Monday, September 10, 2007

Crime Drama?

Last week, someone pushed through my friend's back door doggie door and burglarized her home. The thieves took a few easily portable "moneymakers": laptop, jewelery. They also left the double gate open, allowing her little dog to get out.
Luckily, the dog had been implanted with a microchip, and the chip company alerted my friend.
Luckily, the thieves didn't vandalize the house.
But what a violation! Did someone case out the house, create a disguise or diversion? It's scary to go back into your house, the place that's supposed to be a safe haven, and realize a stranger can waltz in at will.
What rationalization makes it seem OK to break into another's house and take stuff (...money for drugs or The "I-can't-help-myself" defense? Boredom (the "it's just for kicks-we're not hurting anyone" justification)? Making bones for gang initiation (striking out against the "oppressors")?
What mind set does one have to have to wake up in the morning and plan to rob someone's (or many someones') home?
I understand being worried about money. I was raised in a single-mother household; we had our share of 5-day eviction notices and moving around. Our idea of shopping for fall school clothes was a trip to the Goodwill.
But my mom always worked hard.
I don't understand the mindset of breaking into someone's house for a laptop!

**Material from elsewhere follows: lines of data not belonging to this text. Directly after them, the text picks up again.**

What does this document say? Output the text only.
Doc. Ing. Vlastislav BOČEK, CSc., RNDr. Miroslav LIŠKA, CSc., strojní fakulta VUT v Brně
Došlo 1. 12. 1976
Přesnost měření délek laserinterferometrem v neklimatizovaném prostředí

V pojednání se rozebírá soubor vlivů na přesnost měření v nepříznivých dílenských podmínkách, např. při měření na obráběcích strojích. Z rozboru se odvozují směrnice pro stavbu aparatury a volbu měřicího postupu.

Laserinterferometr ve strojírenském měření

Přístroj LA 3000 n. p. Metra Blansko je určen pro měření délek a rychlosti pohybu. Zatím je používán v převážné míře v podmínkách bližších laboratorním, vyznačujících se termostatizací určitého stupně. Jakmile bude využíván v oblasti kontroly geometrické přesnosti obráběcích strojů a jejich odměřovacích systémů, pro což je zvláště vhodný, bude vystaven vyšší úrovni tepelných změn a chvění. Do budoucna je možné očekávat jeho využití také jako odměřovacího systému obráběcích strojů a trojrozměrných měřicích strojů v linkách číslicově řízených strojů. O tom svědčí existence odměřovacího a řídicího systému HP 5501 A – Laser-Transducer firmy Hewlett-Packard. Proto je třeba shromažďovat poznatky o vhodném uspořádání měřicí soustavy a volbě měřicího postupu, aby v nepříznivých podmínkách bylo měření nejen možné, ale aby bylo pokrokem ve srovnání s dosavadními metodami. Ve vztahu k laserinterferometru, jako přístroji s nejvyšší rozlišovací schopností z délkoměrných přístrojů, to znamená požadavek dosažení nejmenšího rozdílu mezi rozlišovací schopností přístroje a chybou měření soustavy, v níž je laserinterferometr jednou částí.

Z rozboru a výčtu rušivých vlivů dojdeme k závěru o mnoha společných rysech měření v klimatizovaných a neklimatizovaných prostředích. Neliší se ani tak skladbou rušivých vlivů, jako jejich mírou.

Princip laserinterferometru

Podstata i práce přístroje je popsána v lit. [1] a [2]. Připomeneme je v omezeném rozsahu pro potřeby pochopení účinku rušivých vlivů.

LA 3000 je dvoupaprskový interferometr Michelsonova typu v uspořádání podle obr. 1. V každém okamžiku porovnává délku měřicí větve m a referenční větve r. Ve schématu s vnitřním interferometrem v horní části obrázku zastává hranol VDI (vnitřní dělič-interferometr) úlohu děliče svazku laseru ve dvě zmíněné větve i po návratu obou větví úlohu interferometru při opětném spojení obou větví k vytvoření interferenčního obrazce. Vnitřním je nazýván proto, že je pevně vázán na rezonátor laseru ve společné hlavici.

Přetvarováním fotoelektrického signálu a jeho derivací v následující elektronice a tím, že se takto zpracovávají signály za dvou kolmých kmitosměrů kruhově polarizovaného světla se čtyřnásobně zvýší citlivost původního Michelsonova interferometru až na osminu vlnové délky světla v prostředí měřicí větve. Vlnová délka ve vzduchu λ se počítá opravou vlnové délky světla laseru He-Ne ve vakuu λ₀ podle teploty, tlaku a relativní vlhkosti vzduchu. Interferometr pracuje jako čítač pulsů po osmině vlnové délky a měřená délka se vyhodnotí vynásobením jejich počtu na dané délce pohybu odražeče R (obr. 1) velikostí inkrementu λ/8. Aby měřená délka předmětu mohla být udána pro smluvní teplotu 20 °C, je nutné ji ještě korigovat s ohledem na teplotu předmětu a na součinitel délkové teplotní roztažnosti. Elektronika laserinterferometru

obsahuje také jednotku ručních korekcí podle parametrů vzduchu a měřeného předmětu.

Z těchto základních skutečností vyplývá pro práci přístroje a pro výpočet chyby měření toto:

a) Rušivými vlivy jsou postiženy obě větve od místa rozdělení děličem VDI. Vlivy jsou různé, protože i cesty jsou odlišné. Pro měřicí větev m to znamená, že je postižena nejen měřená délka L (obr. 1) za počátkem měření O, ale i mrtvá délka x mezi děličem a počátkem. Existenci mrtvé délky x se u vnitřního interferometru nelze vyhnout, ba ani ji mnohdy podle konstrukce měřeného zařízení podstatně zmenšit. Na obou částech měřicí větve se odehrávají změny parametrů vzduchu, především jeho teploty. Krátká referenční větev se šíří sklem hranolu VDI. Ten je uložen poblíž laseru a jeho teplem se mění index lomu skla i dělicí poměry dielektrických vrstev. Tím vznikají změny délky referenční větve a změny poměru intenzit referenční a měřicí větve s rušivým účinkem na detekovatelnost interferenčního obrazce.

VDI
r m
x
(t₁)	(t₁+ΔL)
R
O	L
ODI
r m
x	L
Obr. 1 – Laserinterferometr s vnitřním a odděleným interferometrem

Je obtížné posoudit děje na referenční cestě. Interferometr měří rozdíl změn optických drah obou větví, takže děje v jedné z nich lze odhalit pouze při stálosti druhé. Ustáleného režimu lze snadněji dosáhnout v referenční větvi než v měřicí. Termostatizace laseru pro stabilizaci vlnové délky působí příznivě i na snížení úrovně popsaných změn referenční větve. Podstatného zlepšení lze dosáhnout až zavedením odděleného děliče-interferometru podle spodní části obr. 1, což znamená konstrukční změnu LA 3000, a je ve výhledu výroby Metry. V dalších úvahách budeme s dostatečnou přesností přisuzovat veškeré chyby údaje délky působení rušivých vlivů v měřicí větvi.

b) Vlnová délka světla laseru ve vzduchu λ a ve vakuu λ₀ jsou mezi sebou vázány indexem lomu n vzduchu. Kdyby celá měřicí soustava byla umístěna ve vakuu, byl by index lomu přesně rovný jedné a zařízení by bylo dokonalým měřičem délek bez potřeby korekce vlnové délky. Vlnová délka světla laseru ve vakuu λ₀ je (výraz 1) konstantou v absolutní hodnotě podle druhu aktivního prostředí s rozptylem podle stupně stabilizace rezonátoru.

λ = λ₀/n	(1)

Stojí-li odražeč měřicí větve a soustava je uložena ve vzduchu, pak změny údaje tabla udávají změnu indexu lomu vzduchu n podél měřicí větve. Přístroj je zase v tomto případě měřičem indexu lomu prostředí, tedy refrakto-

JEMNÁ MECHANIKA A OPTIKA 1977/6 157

Thursday, September 06, 2007

The Dynamics of Friendship?

My cell phone rings—it’s Maggie. I hesitate, and then hit, “Ignore.”

I feel nasty, but I just don’t want to deal with a lecture on my allergies or diet right now. What makes some people so certain in their knowledge and beliefs? Why does every conversation have to be a sermon or lecture?

Me? I’ve seen shades of gray all my life. Annoyed as I get with my friend, I often listen, not getting a word in edgewise, because I know her heart’s in the right place. I know she loves me, cares for me, and wants me to be the best me I can be. But, Oy!

The reality is, I am overweight. I don’t exercise often enough and I could certainly make better food choices. Sometimes though, I just don’t care.

I’m not a vegetarian, raw foodie, vegan. I love eating in restaurants. I don’t care if dairy and cheese are “bad” for me; I love the variety of tastes and textures available. The ability to pay for my meal, any cuisine I care to try, on a whim, is one luxury I revel in.

In fact, I’m sitting in my favorite family-owned Italian joint as I write these words. I feel cradled inside a deep red, faux-leather booth. But today, instead of my usual salad and pizza, I’ve tried the Stracciatella soup & salad,

Yummy! The stracciatella is a fragrant, steaming bowl of chicken broth, swimming with egg and spinach, and it looks like Italian Egg Drop Soup. It’s deliciously light and creamy. I think I have a new favorite dish. (And this from the Pasta Queen!)

Maybe I can make good food choices on my own. And maybe, someday, I’ll trust my own choices. Maybe some day, I’ll be assertive enough, confident enough, and honest enough to let Maggie know that I can make my own choices.

Does everything boil down to trust?

Can I trust my friendship with Maggie enough to disagree with her? Enough to tell her, lovingly, diplomatically, firmly to SHUSH? Is there room for graceful disagreement in our friendship? My greatest fear, the fear that keeps me quiet, is that the answer is no.

Confrontation and disagreement have never been my strong suit, not from my earliest interactions with Mom. And that maternal dynamic haunts my relationships with my (several) strong-willed, opinionated, big-hearted, domineering women friends.

I am so used to swallowing my disagreement and avoiding conflict that I’m not even certain of what I think some (most?) days. My mind becomes a blank. I feel as though I’ve been caught violating curfew or shoplifting.

Where do my friends find the courage to voice their opinions so strongly? Or doth they protest too much? Does the volume and strength of their rhetoric hide the play of their own childhood dynamics? Were they never heard, never listened to, never acknowledged? Did they have to be perfect, were they pressured to know the right answer to every question? Were they devalued and dismissed so often they rose up in fierce revolt?

In my mother’s case, I KNOW she was berated, subtly and overtly. I know that as a girl/woman in a deeply ethnic and misogynist Polish family in the 1950’s, my street-smart, passionate mother never had a chance to be anything but the black sheep in that flock.

An old saying goes that a woman marries her father. Maybe I have simply made friends with my mother over and over again.

Maybe someday, I’ll find the self-confidence to tell them all to (lovingly, diplomatically, firmly) just, “SHUSH.”